Hello Everyone, I am learning data science from data science central. I am a beginner in this field and i want to know the comparison between overfitting and underfitting in Predictive Performance. I am preparing my self for the next level in interview also. So if anyone knows about overfitting and underfitting, Please explain me with examples.
When we run our training algorithm on the data set, we allow the overall cost (i.e. distance from each point to the line) to become smaller with more iterations. Leaving this training algorithm run for long leads to minimal overall cost. However, this means that the line will be fit into all the points (including noise), catching secondary patterns that may not be needed for the generalizability of the model.
We want the model to learn from the training data, but we don’t want it to learn too much (i.e. too many patterns). One solution could be to stop the training earlier. However, this could lead the model to not learn enough patterns from the training data, and possibly not even capture the dominant trend. This case is called underfitting.

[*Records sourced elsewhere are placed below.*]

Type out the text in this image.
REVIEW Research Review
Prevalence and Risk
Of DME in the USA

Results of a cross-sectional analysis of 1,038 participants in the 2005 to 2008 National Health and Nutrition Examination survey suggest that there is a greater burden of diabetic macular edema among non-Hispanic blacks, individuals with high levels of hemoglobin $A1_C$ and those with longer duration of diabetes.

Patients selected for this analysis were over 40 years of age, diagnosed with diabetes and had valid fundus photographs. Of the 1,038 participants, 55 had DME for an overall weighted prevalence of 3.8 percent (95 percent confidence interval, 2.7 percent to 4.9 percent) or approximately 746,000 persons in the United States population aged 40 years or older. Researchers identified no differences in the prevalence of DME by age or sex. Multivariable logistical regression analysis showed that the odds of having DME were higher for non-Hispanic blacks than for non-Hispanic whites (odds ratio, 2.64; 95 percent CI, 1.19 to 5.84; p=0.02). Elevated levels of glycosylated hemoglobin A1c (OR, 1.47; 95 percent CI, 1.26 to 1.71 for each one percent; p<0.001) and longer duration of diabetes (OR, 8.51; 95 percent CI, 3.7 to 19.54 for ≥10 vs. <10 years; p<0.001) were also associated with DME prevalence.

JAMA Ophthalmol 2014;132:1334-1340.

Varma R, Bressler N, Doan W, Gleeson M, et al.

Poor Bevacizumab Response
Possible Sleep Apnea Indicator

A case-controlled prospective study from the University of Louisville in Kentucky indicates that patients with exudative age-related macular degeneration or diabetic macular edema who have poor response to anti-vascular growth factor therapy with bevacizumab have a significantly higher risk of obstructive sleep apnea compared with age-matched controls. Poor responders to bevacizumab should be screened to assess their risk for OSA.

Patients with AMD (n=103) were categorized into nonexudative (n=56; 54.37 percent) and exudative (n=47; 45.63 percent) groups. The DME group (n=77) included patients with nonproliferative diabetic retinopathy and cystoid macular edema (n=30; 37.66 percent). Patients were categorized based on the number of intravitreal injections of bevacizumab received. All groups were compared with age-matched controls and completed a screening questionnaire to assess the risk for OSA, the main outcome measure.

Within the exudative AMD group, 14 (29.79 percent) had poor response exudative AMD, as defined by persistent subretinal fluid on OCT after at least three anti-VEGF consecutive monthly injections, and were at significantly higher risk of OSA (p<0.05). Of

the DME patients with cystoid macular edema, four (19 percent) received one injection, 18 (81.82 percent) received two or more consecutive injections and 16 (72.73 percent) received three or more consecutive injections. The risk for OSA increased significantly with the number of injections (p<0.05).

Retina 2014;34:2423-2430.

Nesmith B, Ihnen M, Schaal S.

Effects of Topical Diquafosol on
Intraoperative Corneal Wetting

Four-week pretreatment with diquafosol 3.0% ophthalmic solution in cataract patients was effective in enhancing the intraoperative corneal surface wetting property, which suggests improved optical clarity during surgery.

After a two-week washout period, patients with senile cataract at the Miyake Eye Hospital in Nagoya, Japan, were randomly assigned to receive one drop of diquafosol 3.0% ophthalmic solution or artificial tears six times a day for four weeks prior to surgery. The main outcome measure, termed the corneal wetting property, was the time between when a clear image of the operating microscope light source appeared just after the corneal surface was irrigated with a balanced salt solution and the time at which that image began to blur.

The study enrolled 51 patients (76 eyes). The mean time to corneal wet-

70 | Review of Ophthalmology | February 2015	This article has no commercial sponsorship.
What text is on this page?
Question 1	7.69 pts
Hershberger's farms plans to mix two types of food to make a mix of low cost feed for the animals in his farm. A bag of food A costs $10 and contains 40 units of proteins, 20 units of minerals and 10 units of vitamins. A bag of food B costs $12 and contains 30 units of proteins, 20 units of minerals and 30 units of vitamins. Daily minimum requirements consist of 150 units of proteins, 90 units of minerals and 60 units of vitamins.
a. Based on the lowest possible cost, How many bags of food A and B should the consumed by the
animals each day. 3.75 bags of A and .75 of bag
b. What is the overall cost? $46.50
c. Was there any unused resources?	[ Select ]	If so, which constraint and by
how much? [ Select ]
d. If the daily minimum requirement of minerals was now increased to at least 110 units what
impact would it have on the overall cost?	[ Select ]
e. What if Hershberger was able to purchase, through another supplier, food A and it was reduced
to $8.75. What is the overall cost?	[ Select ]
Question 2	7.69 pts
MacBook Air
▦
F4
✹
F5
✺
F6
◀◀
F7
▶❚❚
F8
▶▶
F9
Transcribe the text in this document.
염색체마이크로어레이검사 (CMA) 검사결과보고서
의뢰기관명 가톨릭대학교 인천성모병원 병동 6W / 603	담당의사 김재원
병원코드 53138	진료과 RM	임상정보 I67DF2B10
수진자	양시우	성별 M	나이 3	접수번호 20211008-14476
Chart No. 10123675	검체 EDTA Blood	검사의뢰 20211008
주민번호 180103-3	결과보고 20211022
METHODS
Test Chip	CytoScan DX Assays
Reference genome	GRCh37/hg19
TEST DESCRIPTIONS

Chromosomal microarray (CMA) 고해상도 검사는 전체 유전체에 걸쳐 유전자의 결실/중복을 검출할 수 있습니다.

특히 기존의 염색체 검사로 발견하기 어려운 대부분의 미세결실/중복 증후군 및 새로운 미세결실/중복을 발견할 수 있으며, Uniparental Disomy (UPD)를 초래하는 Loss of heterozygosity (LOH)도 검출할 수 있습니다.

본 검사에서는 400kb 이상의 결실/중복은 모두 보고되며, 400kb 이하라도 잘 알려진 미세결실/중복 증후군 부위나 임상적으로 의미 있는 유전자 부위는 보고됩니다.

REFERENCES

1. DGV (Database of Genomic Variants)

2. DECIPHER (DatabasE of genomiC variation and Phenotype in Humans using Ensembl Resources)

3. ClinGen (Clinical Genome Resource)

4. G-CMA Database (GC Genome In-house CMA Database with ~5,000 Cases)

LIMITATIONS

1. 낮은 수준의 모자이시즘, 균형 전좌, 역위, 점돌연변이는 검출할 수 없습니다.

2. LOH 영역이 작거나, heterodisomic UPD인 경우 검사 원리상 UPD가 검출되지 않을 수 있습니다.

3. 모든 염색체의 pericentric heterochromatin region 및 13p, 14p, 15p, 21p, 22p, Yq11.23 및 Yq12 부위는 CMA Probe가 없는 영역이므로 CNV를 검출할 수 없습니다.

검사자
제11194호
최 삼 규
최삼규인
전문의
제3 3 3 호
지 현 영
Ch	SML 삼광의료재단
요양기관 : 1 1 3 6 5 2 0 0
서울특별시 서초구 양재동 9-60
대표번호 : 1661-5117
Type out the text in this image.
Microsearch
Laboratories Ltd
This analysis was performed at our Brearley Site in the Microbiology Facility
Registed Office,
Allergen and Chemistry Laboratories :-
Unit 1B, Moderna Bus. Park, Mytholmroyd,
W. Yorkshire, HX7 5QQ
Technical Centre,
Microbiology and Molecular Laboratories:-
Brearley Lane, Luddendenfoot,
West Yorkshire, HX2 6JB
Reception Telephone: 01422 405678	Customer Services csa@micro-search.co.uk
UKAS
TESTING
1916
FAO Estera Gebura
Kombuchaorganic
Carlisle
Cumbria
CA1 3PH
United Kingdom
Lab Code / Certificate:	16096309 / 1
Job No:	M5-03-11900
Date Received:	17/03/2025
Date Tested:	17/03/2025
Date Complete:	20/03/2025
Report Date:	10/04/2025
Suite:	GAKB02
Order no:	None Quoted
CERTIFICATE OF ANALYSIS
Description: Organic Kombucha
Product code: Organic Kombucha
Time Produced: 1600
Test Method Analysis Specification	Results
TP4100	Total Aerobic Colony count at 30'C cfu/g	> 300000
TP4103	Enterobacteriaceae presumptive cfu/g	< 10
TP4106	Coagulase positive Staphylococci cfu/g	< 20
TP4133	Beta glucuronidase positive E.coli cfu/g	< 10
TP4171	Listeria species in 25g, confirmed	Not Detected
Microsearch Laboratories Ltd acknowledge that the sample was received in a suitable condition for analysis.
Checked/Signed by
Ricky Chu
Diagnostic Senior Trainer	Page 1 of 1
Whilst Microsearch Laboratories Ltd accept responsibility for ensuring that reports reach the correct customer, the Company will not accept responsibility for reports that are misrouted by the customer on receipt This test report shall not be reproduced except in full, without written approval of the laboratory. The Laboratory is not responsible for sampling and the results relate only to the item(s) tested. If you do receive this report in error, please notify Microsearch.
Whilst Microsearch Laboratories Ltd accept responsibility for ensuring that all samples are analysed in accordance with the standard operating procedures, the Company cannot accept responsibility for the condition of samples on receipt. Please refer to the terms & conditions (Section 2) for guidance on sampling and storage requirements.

Always, always remember that data science is statistics. Model fitting is like curve fitting.
My go to mental model is trying to put a polynomial trend line through a scatter plot. If you use too high of a degree polynomial, you exactly fit every point in the plot but you don’t see a trend. If you use too low of a degree polynomial, your trend line misses the general trend of the data.
Here is a good graphic [https://scikit-learn.org/stable/_images/sphx_glr_plot_underfitting_overfitting_001.png]
Thanks @khatrivijaysingh1994 and @JeremyLT to clear my doubt in the comparison between overfitting and underfitting. Although both overfitting and underfitting yield poor predictive performance, the way in which each one of them does so is different. While the overfitted model overreacts to minor fluctuations in the training data, the underfit model under-reacts to even bigger fluctuations.